Guest Post by Sven Weber-SharesPost
There’s been much hand-wringing about whether the venture capital community is producing an unusually high number of unicorns and is creating a bubble, but is the worry justified?
The answer is “no” if you compare the number of successful start-ups being minted by the venture capital community today to the historical average. That’s one of a handful of key findings from SharesPost’s newest white paper about the innovation economy and unicorns.
Unicorns and Home Runs
To validate that assertion, it’s important to first define the terrain. Prior to the “unicorn” moniker of the past few years, the venture capital industry defined success in terms of “VC batting averages” and “home runs.”
Historically, venture capitalists deployed their capital with an investment strategy betting on a batting average of 1%-2% of “home runs.” That is, for every 100 venture capital backed start-ups, 1 to 2 companies becomes a “home run,” which is defined by its outsized returns.
Because there are many unicorns and they are a relatively new phenomenon, they also tend to get outsized visibility and feed the perception that we may be in a bubble. But the numbers on the batting average of recent years tell a different story.
With the exception of the dot-com bubble, the batting average on unicorns is consistent with the historic VC batting average of 1% to 2% for homeruns. In other words, venture capitalists are doing what they’ve done for decades – produce 1 to 2 homeruns for every 100 companies they fund. The big difference is that these homeruns are staying private today instead of going public.
Timing of Unicorns Coincides with past IPO timing
Interestingly, one of the findings of the research shows that the median time to “produce” a unicorn in the US today is 76 months. This means for 50% of today’s unicorns, it took about 6 to 7 years for a company to reach a $1B valuation.
It’s no coincidence that this length of time is about how long it took in the past for a company to go IPO. Historically, the time to an IPO was 6 to 8 years whereas today it is 9 to 11 years.
Both the batting average and the timing of unicorn production show that venture capitalists are producing home runs at a normal rate. There seems to be no over-production of successful VC backed companies.
A Higher Multiple
A key question is why VC home runs today seem to be much more substantial than they have been in the past. In other words, why are the valuations so high?
This answer is exceptional growth, combined with the private market.
The private market allows firms to grow significantly larger than before an IPO. When Apple had its IPO it was 5½-years-old, it had $114 million in revenue and grew 145% per year. Today, a company with this profile stays private.

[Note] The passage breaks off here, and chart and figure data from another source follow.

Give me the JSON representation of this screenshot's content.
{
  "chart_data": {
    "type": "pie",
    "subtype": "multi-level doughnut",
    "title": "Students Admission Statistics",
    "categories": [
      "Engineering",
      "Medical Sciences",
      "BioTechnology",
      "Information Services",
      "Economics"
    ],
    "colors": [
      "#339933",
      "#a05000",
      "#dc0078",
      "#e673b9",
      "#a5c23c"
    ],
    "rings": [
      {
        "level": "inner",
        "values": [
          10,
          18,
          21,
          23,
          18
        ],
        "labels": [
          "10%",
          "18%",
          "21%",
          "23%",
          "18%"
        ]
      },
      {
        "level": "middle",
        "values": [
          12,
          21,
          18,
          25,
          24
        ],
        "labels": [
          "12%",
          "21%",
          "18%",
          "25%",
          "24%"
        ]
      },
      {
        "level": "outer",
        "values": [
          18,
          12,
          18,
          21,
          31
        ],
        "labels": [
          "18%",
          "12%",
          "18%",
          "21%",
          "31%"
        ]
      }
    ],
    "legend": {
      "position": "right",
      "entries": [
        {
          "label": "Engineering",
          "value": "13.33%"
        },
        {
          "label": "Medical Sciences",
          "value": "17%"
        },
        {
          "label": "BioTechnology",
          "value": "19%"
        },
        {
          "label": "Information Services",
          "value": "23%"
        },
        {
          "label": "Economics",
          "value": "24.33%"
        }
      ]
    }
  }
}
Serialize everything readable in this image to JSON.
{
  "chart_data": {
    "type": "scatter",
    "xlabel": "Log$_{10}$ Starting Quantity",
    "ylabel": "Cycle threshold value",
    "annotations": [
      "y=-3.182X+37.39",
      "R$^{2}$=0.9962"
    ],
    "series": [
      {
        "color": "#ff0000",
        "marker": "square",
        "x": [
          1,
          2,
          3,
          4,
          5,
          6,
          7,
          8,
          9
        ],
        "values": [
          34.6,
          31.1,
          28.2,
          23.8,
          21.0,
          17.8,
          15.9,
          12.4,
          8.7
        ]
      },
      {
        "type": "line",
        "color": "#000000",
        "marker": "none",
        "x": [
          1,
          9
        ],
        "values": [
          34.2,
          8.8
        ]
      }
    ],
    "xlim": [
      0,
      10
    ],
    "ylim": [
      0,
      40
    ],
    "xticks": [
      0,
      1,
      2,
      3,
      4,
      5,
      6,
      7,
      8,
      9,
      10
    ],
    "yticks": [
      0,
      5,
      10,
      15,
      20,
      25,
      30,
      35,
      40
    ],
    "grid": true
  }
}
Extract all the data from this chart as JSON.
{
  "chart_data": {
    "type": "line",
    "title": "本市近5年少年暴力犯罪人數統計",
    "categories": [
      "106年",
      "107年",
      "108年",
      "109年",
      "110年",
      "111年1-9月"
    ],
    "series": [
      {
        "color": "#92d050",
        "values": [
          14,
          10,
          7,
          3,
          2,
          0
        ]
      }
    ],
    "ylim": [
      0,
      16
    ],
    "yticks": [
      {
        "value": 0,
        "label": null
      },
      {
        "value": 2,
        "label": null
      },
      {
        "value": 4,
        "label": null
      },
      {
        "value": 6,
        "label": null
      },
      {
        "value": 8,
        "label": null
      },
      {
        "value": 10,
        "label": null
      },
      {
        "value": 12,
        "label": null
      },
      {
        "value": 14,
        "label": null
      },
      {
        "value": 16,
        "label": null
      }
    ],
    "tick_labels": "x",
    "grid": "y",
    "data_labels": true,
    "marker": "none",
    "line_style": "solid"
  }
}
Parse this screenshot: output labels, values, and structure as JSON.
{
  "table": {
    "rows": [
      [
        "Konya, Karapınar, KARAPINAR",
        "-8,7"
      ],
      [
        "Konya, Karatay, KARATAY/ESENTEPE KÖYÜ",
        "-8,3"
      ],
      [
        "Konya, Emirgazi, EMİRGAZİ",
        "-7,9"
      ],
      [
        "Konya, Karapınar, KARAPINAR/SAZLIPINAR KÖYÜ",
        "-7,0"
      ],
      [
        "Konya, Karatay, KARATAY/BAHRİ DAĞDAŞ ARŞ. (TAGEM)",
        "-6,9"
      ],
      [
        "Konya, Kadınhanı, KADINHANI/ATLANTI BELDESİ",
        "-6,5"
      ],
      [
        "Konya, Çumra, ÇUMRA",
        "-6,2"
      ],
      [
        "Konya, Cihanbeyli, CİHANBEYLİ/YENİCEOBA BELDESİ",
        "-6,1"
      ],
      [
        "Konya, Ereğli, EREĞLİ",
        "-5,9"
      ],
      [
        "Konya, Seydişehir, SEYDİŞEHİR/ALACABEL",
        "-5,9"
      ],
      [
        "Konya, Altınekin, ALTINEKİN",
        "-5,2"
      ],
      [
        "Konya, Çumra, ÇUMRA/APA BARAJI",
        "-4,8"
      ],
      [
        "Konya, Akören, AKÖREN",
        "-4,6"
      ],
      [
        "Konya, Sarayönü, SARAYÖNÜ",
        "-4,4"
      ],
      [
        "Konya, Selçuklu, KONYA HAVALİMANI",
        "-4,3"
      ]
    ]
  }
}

To that point about growth, SharesPost’s research found that the aggregate market cap of unicorns grew more than 500% since 2014. That’s enormous. Companies didn’t enjoy that kind of growth rate before the private market because they were pushed to get an IPO to both finance their growth and to provide liquidity to its employees and investors.
It’s no wonder private market companies are staying private today: Private growth companies can secure all the capital and liquidity they need, while achieving phenomenal revenue growth and enterprise value without enduring the challenges of being a young, publicly traded company. One misstep in quarterly earnings can be disastrous. In February, LinkedIn lost 40% of its value – $11 billion in one day when it missed earnings.
VC, Founders In Synch
Interestingly, the desire to remain private has created a new alignment between VCs and entrepreneur founders.
For the first time, their interests are in synch. VC-funded tech firms can get liquidity for themselves, employees and angel investors through the rapidly expanding secondary markets. In addition, a later exit drives to higher valuation and higher valuations drive the return multiples for venture capitalists.
Today VCs can harvest a higher multiple on their home runs than ever before in the history of venture capital. During the first decade of the 21st century, VC returns have been less than attractive and many people predicted the end of venture capital. The new private growth market generates today a win-win: Founders can achieve liquidity and VCs can make the math work for their returns.
When emotions run high, one of the first casualties is rational analysis. We’ve always liked numbers, and these numbers tell an entirely different story than what many are others are saying.
Sven Weber is a Managing Director of SharesPost’s SEC-registered investment advisor, SharesPost Investments Management, LLC. He is responsible for the management of the SharesPost investment vehicles. Sven is also the President and a Trustee of the SharesPost 100 Fund.